American · 1929–1968
“I have a dream that my four little children will one day live in a nation where they will not be judged by the color of their skin but by the content of their character.”
Nelson Mandela
South African · 1918–2013
“I learned that courage was not the absence of fear, but the triumph over it.”
Rigoberta Menchú
Guatemalan · 1959–
“We are not myths of the past, ruins in the jungle, or zoos. We are people and we want to be respected.”
Rosa Parks
American · 1913–2005
“I have learned over the years that when one's mind is made up, this diminishes fear; knowing what must be done does away with fear.”
Sojourner Truth
American · c. 1797–1883
“Ain't I a woman?
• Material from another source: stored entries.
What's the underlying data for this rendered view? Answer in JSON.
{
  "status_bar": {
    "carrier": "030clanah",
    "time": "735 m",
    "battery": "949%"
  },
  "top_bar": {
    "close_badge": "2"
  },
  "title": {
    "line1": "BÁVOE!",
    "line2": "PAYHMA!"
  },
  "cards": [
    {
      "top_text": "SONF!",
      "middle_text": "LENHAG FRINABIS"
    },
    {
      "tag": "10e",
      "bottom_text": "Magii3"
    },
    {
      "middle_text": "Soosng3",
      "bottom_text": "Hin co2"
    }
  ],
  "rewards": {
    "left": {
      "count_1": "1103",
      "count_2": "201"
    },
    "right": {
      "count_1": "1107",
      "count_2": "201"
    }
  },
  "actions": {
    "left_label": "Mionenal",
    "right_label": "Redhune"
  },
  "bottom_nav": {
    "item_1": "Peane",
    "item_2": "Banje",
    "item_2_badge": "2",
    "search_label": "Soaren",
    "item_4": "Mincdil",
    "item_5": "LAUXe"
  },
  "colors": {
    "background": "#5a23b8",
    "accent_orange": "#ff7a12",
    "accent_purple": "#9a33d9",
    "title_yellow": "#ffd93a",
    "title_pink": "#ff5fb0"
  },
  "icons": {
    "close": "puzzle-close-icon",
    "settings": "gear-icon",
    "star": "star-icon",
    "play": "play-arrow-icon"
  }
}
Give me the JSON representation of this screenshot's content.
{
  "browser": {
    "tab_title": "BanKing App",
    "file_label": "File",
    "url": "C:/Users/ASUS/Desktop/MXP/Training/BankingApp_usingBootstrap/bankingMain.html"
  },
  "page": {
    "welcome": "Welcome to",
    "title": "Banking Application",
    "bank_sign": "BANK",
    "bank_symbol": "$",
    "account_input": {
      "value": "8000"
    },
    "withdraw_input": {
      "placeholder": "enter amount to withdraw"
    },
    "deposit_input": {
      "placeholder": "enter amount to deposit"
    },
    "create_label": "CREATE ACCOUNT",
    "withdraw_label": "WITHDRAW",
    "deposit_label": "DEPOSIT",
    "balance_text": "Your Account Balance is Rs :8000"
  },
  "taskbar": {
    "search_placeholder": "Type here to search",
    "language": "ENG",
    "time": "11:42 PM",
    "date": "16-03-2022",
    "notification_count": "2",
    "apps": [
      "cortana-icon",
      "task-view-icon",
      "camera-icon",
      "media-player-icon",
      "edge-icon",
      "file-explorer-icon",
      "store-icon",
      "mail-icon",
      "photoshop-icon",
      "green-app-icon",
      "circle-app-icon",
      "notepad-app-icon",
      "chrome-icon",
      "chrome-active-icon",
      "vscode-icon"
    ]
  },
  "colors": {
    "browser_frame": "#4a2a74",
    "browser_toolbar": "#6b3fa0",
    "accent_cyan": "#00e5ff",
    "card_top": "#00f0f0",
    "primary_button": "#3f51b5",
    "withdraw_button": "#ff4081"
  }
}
I have borne thirteen children, and seen most all sold off to slavery, and when I cried out with my mother's grief, none but Jesus heard me! And ain't I a woman?”
Václav Havel
Czech · 1936–2011
“Hope is not the conviction that something will turn out well, but the certainty that something makes sense, regardless of how it turns out.”
Wangari Maathai
Kenyan · 1940–2011
“It's the little things citizens do. That's what will make the difference. My little thing is planting trees.”